ATA stands firm on equal rights for trucking businesses

Submission to parliamentary inquiry into proposed national regulations criticises clause holding individuals automatically guilty if their business commits an offence

February 7, 2012

The directors and managers of trucking businesses risk having their rights curtailed under national regulations unless changes are made, the Australian Trucking Association (ATA) has warned.

Its submission to a Queensland parliamentary inquiry into the National Heavy Vehicle Law Bill criticises a clause holding individuals automatically guilty if their business commits an offence.

A reverse onus of proof will apply to every director, executive office, partner or unincorporated business manager if an offence occurs, meaning they must prove their innocence.

ATA CEO Stuart St Clair says directors and managers should have the same rights as anyone else – innocent until proven guilty.

"The presumption of innocence is the golden thread that runs through our legal system. Trucking business directors and managers should have the same legal rights as other Australians," St Clair says.

The submission has not been released publicly, with the ATA saying it will be available once the inquiry publishes it.

The ATA has listed examples of what may happen unless amendments are made to the Bill.

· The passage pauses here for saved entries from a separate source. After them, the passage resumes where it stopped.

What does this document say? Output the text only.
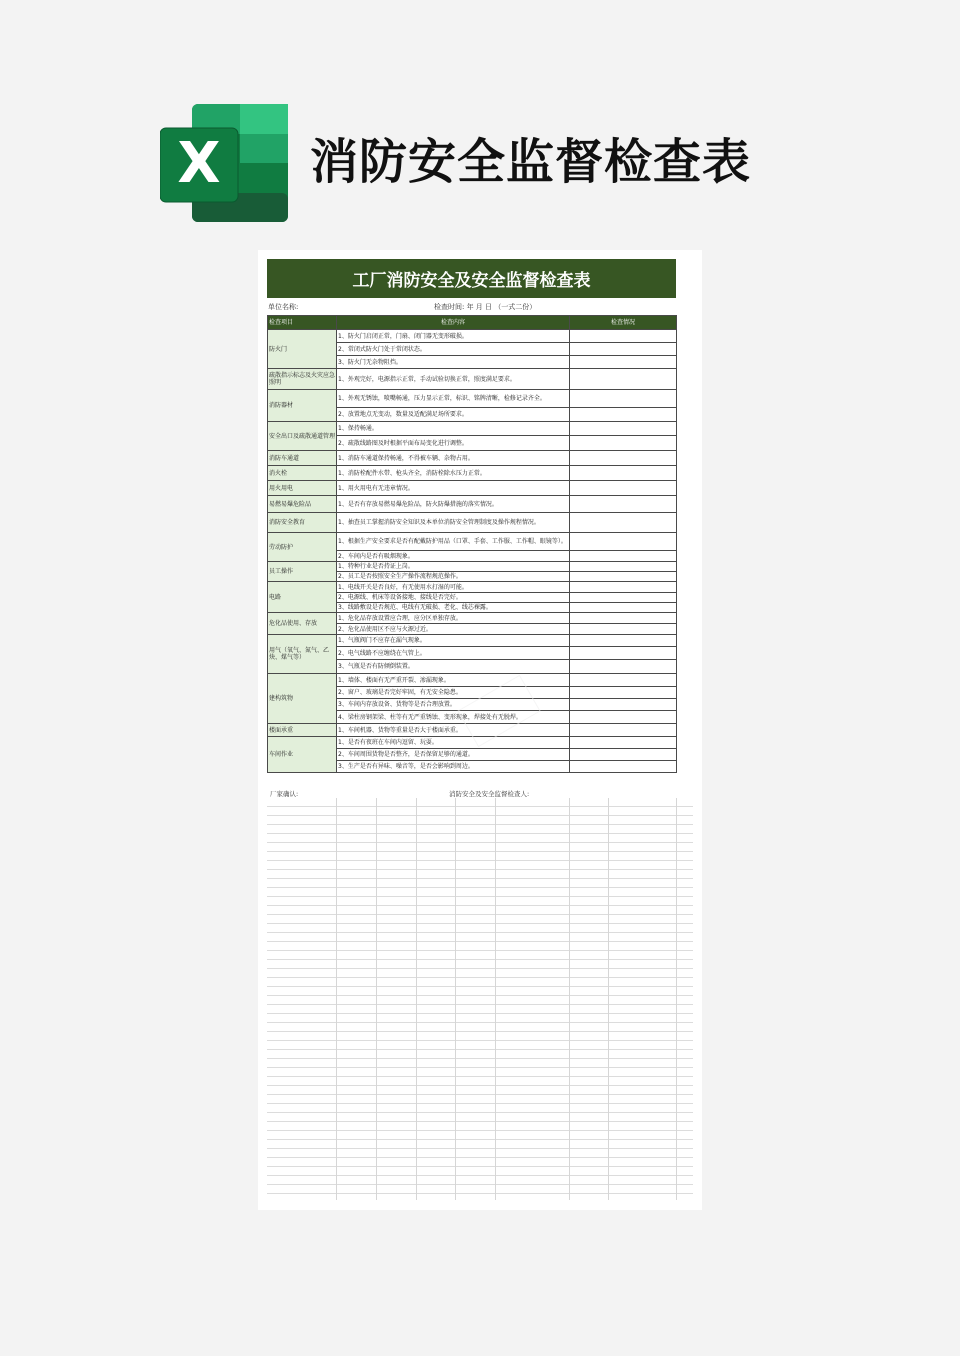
X 消防安全监督检查表
工厂消防安全及安全监督检查表
单位名称:	检查时间: 年 月 日 （一式二份）
检查项目	检查内容	检查情况
防火门	1、防火门启闭正常，门扇、闭门器无变形破损。	
	2、常闭式防火门处于常闭状态。	
	3、防火门无杂物阻挡。	
疏散指示标志及火灾应急照明	1、外观完好，电源指示正常，手动试验切换正常，照度满足要求。	
消防器材	1、外观无锈蚀，喷嘴畅通，压力显示正常，标识、铭牌清晰，检修记录齐全。	
	2、放置地点无变动，数量及适配满足场所要求。	
安全出口及疏散通道管理	1、保持畅通。	
	2、疏散线路图及时根据平面布局变化进行调整。	
消防车通道	1、消防车通道保持畅通，不得被车辆、杂物占用。	
消火栓	1、消防栓配件水带、枪头齐全，消防栓除水压力正常。	
用火用电	1、用火用电有无违章情况。	
易燃易爆危险品	1、是否有存放易燃易爆危险品，防火防爆措施的落实情况。	
消防安全教育	1、抽查员工掌握消防安全知识及本单位消防安全管理制度及操作规程情况。	
劳动防护	1、根据生产安全要求是否有配戴防护用品（口罩、手套、工作服、工作帽、眼镜等）。	
	2、车间内是否有吸烟现象。	
员工操作	1、特种行业是否持证上岗。	
	2、员工是否按照安全生产操作流程规范操作。	
电路	1、电线开关是否良好，有无使用水打湿的可能。	
	2、电源线、机床等设备接地、接线是否完好。	
	3、线路敷设是否规范、电线有无破损、老化、线芯裸露。	
危化品使用、存放	1、危化品存放设置应合理，应分区单独存放。	
	2、危化品使用区不应与火源过近。	
用气（氧气、氮气、乙炔、煤气等）	1、气瓶阀门不应存在漏气现象。	
	2、电气线路不应缠绕在气管上。	
	3、气瓶是否有防倾倒装置。	
建构筑物	1、墙体、楼面有无严重开裂、渗漏现象。	
	2、窗户、玻璃是否完好牢固，有无安全隐患。	
	3、车间内存放设备、货物等是否合理放置。	
	4、梁柱房钢架梁、柱等有无严重锈蚀、变形现象，焊接处有无脱焊。	
楼面承重	1、车间机器、货物等重量是否大于楼面承重。	
车间作业	1、是否有夜班在车间内逗留、玩耍。	
	2、车间周围货物是否整齐，是否保留足够的通道。	
	3、生产是否有异味、噪音等，是否会影响到周边。	
厂家确认:	消防安全及安全监督检查人:
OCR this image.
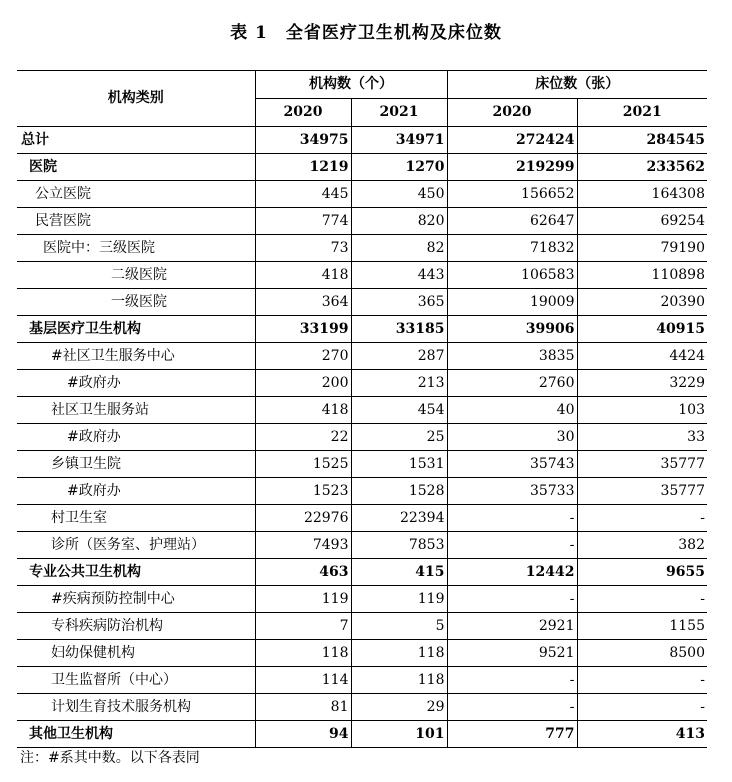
表 1 全省医疗卫生机构及床位数
机构类别	机构数（个）		床位数（张）	
	2020	2021	2020	2021
总计	34975	34971	272424	284545
医院	1219	1270	219299	233562
公立医院	445	450	156652	164308
民营医院	774	820	62647	69254
医院中：三级医院	73	82	71832	79190
二级医院	418	443	106583	110898
一级医院	364	365	19009	20390
基层医疗卫生机构	33199	33185	39906	40915
#社区卫生服务中心	270	287	3835	4424
#政府办	200	213	2760	3229
社区卫生服务站	418	454	40	103
#政府办	22	25	30	33
乡镇卫生院	1525	1531	35743	35777
#政府办	1523	1528	35733	35777
村卫生室	22976	22394	-	-
诊所（医务室、护理站）	7493	7853	-	382
专业公共卫生机构	463	415	12442	9655
#疾病预防控制中心	119	119	-	-
专科疾病防治机构	7	5	2921	1155
妇幼保健机构	118	118	9521	8500
卫生监督所（中心）	114	118	-	-
计划生育技术服务机构	81	29	-	-
其他卫生机构	94	101	777	413
注：#系其中数。以下各表同
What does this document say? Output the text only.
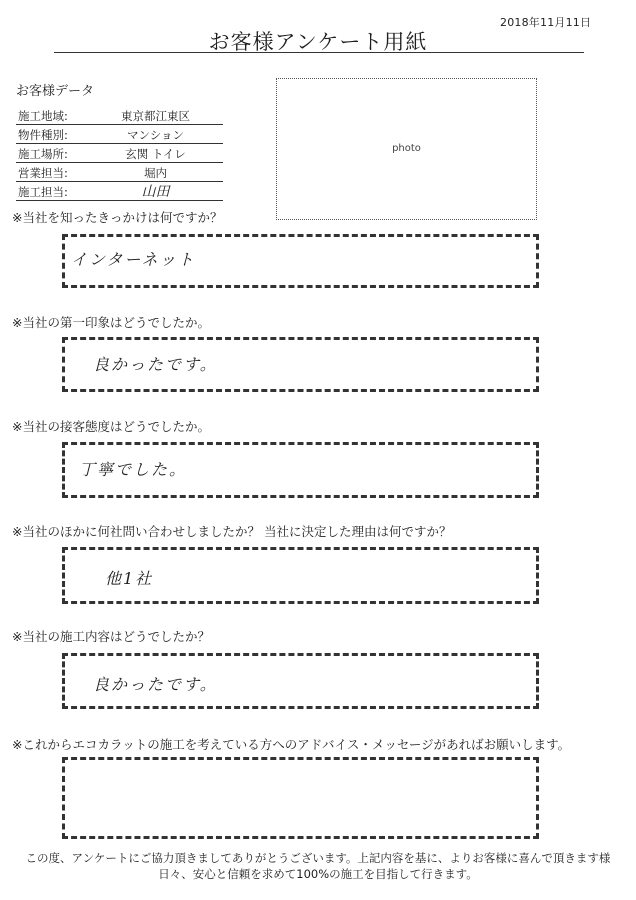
2018年11月11日
お客様アンケート用紙
お客様データ
施工地域:	東京都江東区
物件種別:	マンション
施工場所:	玄関 トイレ
営業担当:	堀内
施工担当:	山田
photo
※当社を知ったきっかけは何ですか？
インターネット
※当社の第一印象はどうでしたか。
良かったです。
※当社の接客態度はどうでしたか。
丁寧でした。
※当社のほかに何社問い合わせしましたか？ 当社に決定した理由は何ですか？
他1社
※当社の施工内容はどうでしたか？
良かったです。
※これからエコカラットの施工を考えている方へのアドバイス・メッセージがあればお願いします。
この度、アンケートにご協力頂きましてありがとうございます。上記内容を基に、よりお客様に喜んで頂きます様
日々、安心と信頼を求めて100%の施工を目指して行きます。
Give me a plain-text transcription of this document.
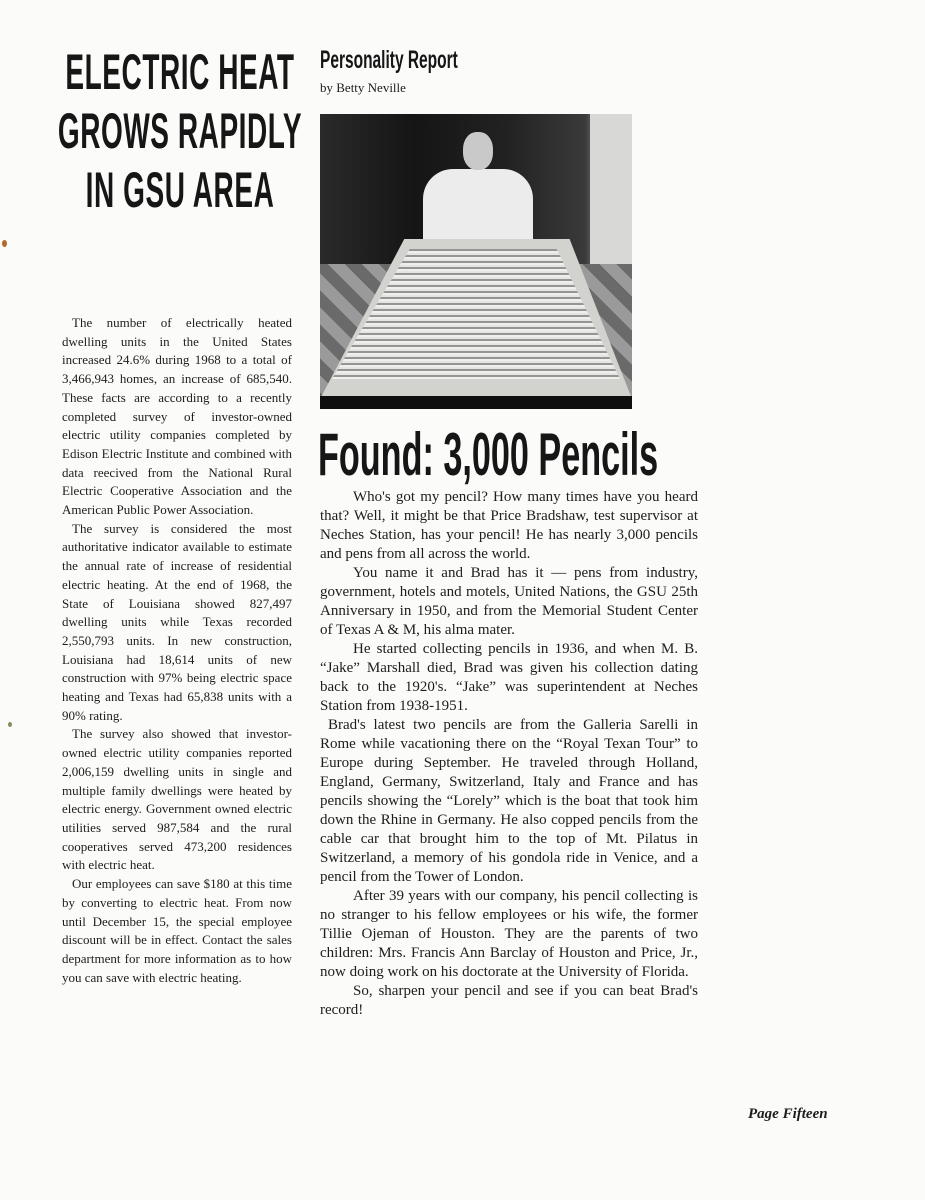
ELECTRIC HEAT
GROWS RAPIDLY
IN GSU AREA

The number of electrically heated dwelling units in the United States increased 24.6% during 1968 to a total of 3,466,943 homes, an increase of 685,540. These facts are according to a recently completed survey of investor-owned electric utility companies completed by Edison Electric Institute and combined with data reecived from the National Rural Electric Cooperative Association and the American Public Power Association.

The survey is considered the most authoritative indicator available to estimate the annual rate of increase of residential electric heating. At the end of 1968, the State of Louisiana showed 827,497 dwelling units while Texas recorded 2,550,793 units. In new construction, Louisiana had 18,614 units of new construction with 97% being electric space heating and Texas had 65,838 units with a 90% rating.

The survey also showed that investor-owned electric utility companies reported 2,006,159 dwelling units in single and multiple family dwellings were heated by electric energy. Government owned electric utilities served 987,584 and the rural cooperatives served 473,200 residences with electric heat.

Our employees can save $180 at this time by converting to electric heat. From now until December 15, the special employee discount will be in effect. Contact the sales department for more information as to how you can save with electric heating.

Personality Report
by Betty Neville
Found: 3,000 Pencils

Who's got my pencil? How many times have you heard that? Well, it might be that Price Bradshaw, test supervisor at Neches Station, has your pencil! He has nearly 3,000 pencils and pens from all across the world.

You name it and Brad has it — pens from industry, government, hotels and motels, United Nations, the GSU 25th Anniversary in 1950, and from the Memorial Student Center of Texas A & M, his alma mater.

He started collecting pencils in 1936, and when M. B. “Jake” Marshall died, Brad was given his collection dating back to the 1920's. “Jake” was superintendent at Neches Station from 1938-1951.

Brad's latest two pencils are from the Galleria Sarelli in Rome while vacationing there on the “Royal Texan Tour” to Europe during September. He traveled through Holland, England, Germany, Switzerland, Italy and France and has pencils showing the “Lorely” which is the boat that took him down the Rhine in Germany. He also copped pencils from the cable car that brought him to the top of Mt. Pilatus in Switzerland, a memory of his gondola ride in Venice, and a pencil from the Tower of London.

After 39 years with our company, his pencil collecting is no stranger to his fellow employees or his wife, the former Tillie Ojeman of Houston. They are the parents of two children: Mrs. Francis Ann Barclay of Houston and Price, Jr., now doing work on his doctorate at the University of Florida.

So, sharpen your pencil and see if you can beat Brad's record!

Page Fifteen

It says a finance manager of a trucking business would be presumed guilty of an offence if the business was convicted of breaching fatigue laws, even if the individual had nothing to do with operating trucks.

"In many small, unincorporated trucking businesses, one partner drives a truck and the other does the books and organises work from home. The partner staying at home would be presumed guilty of an offence if the driving partner was caught speeding," the ATA claims.

St Clair says the ATA has proposed detailed amendments to the Bill so individuals can be prosecuted personally for offences.

"But the prosecution would have to prove its case. That’s the way we do things in Australia," he says.

The Australian Furniture Removers’ Association (AFRA), which rejoined the ATA last week after leaving the group a year ago, says it is concerned about the reverse onus of proof.

"We can’t see why people who run a trucking or removals business should be treated this way when every other Australian gets their day in court and is presumed innocent," AFRA President Andrew Garrety says.

The ATA has also sought changes to access conditions, arguing the measures currently in the Bill are not strong enough to deliver productivity gains.

State and local governments have the final say on road access applications, but the ATA wants a clause allowing operators to appeal to an independent review body if an application is rejected.

"Unless the Bill is amended, the whole National Heavy Vehicle Regulator project will be a failure, because its success will largely hinge on the regulator’s ability to promote better road access decisions," St Clair says.

The Bill was introduced into Queensland’s parliament late last year to enact national regulations, with other state and territory jurisdictions to follow. The National Heavy Vehicle Regulator will be based in Queensland.